Before I could finish, Cristina bounced over and swept me into a hug which included a squeeze and a little jig. Then she draped herself across Nick.

“Welcome back, Vina! I was in the ladies’ room. Oh, and you’ve already seen Nick!”

“Yeah,” I said, caught off guard. “I didn’t know you guys knew each other.”

“I didn’t tell you? We met at the gym. Actually, he’s my trainer,” she giggled.

Ooooooooh, so she had a crush on him, and he came along to the airport to do her a favor. Well, it certainly didn’t take him long to get over his crush on me. And he had the nerve to flash that flirtatious smile. Not very superheroish at all. It didn’t matter, though. I still needed to apologize for my past behavior and unfair presumptions about him. I would just have to do it another time.

“I was sticking my nose in where it didn’t belong,” Nick explained, staring at me, “and Vina here was telling me what she thought about that.”

“It was no big deal, really. How ironic that you’re friends,” I added. “Why don’t we get going?”

I headed straight for the automatic doors, determined to find the appropriate time and place to make amends.
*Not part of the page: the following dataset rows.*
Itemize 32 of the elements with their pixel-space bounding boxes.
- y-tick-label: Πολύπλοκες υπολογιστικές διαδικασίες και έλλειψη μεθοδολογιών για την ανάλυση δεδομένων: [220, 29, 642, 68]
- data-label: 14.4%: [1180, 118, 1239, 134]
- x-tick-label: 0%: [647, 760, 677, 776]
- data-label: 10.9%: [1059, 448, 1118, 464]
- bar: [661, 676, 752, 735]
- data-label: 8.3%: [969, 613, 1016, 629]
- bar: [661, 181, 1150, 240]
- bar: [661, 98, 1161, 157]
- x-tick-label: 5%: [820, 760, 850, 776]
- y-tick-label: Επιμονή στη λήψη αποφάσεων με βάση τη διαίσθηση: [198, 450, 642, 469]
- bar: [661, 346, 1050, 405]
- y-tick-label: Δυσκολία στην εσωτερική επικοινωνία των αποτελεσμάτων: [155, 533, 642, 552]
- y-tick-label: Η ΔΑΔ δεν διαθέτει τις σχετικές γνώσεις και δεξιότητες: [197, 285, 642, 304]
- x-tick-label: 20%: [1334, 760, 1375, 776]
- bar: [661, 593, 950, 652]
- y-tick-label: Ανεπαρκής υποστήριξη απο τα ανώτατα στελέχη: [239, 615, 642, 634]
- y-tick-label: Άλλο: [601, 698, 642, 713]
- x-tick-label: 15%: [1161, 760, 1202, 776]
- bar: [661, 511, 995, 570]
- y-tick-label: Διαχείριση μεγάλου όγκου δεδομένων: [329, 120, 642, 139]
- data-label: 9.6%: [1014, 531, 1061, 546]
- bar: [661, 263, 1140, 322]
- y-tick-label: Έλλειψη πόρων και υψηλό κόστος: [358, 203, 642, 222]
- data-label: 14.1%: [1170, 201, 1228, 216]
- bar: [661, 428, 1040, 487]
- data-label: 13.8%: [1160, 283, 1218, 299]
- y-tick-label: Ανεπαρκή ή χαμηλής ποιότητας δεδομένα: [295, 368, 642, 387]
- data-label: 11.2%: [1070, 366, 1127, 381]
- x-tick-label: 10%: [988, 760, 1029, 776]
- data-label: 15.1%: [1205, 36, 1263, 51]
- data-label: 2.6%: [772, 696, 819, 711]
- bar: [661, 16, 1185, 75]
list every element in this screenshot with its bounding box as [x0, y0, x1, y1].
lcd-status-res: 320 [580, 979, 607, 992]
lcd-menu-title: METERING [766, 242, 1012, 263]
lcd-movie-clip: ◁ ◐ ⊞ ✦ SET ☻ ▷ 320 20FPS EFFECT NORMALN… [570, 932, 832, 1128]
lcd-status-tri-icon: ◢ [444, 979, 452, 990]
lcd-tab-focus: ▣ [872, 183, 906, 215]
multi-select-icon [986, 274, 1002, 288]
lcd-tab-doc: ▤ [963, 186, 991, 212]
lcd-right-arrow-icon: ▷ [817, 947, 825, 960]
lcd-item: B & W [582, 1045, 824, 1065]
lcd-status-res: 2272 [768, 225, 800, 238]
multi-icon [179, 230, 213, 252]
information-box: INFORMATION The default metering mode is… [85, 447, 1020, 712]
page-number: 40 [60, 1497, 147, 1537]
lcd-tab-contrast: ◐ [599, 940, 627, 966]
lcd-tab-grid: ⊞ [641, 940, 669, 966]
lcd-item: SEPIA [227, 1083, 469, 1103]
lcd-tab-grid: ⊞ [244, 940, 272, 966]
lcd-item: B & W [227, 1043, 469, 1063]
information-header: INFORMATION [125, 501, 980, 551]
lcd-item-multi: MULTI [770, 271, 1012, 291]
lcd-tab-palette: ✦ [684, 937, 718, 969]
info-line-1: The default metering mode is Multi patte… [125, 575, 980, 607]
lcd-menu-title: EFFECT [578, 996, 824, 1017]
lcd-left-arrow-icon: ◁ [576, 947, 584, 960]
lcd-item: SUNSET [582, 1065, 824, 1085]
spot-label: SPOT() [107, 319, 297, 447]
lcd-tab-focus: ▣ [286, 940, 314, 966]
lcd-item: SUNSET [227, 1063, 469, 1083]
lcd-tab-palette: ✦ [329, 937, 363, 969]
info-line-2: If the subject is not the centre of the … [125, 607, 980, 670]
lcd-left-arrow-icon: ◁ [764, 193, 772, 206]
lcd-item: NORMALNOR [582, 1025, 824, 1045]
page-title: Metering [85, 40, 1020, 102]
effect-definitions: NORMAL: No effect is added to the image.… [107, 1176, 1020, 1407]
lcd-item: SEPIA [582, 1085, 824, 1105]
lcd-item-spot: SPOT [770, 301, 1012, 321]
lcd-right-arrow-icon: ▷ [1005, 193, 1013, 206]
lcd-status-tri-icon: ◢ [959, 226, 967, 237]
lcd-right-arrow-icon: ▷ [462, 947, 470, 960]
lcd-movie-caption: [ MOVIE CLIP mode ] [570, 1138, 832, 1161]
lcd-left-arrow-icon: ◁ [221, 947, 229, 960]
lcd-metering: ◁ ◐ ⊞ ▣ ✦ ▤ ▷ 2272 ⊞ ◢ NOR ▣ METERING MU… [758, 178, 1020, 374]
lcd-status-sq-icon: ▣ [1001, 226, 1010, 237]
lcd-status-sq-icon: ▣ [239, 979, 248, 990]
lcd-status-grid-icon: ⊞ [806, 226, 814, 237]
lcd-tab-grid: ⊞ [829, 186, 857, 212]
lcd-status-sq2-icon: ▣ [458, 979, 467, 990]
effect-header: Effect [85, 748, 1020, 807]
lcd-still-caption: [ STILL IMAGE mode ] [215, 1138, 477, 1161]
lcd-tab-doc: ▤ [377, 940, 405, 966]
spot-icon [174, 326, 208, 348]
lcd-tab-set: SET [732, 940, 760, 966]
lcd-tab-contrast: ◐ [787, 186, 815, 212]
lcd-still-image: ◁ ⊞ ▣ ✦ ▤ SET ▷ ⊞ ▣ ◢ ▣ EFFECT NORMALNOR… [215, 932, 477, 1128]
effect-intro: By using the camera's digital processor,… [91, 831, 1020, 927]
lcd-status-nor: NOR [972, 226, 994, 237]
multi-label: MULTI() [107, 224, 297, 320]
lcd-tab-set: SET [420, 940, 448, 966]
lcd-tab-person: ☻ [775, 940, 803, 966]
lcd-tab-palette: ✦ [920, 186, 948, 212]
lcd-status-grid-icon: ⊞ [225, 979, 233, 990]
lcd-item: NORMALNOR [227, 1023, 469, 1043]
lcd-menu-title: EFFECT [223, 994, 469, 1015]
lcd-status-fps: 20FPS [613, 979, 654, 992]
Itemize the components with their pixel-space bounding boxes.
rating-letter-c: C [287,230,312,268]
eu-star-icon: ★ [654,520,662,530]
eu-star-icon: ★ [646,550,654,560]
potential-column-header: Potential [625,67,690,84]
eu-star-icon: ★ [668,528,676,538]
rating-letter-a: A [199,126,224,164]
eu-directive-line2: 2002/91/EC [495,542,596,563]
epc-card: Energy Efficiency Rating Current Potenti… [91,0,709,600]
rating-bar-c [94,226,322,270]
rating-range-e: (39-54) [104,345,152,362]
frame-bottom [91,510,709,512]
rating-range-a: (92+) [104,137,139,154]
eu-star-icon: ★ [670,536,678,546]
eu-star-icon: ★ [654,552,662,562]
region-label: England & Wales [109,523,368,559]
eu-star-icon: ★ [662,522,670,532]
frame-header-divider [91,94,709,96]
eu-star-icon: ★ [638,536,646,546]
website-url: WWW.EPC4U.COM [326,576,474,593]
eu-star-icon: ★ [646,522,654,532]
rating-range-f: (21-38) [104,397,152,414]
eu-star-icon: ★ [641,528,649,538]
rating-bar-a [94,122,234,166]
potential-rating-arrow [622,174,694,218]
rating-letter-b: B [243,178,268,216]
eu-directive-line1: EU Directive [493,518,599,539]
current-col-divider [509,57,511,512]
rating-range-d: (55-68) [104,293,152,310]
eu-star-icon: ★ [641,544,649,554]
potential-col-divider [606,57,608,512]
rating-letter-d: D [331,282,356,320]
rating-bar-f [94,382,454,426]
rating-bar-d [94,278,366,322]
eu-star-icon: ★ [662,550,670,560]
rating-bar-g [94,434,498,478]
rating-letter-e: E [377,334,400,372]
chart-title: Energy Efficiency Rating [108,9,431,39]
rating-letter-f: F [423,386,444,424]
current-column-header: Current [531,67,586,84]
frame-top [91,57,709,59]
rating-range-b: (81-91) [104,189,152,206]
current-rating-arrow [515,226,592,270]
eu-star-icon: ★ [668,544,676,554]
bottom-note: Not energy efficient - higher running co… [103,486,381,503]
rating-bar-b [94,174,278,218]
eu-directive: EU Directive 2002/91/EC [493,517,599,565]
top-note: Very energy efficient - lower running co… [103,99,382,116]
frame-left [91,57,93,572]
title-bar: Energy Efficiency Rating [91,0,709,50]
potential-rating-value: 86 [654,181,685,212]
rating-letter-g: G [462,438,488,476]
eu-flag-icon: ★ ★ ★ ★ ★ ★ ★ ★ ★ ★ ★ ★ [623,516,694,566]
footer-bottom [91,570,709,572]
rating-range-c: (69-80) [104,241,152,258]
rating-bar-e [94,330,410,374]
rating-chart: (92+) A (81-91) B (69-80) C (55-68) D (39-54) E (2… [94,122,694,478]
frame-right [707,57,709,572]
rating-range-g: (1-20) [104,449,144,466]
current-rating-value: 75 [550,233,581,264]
As for the rest of my thoughts, I’d keep those to myself for now.

“Okay, I’m confused,” Cristy bubbled, “but I’m sure you’ve had a long trip. Anyway, Vina, I was going to tell you this later, but I can’t wait. Prakash and Christopher are tying the knot next weekend in Vermont. And you and I are both gonna be
bridesmaids!

Lovely. Everyone else’s life was progressing right on schedule while I was publicly humiliated, probably unemployed, and had been reduced to misinterpreting the flirtations of the crushes of my girlfriends at airport baggage terminals. Pre-Fiji, this would have had me feeling very sorry for myself. But after all that had transpired, it seemed as if I should simply be grateful that Christopher wasn’t likely to be a very bitchy bride. He wouldn’t expect me to wear something bright yellow or polka-dotted or covered with unflatteringly positioned bows. No, at the very least I knew that he would never do that to me.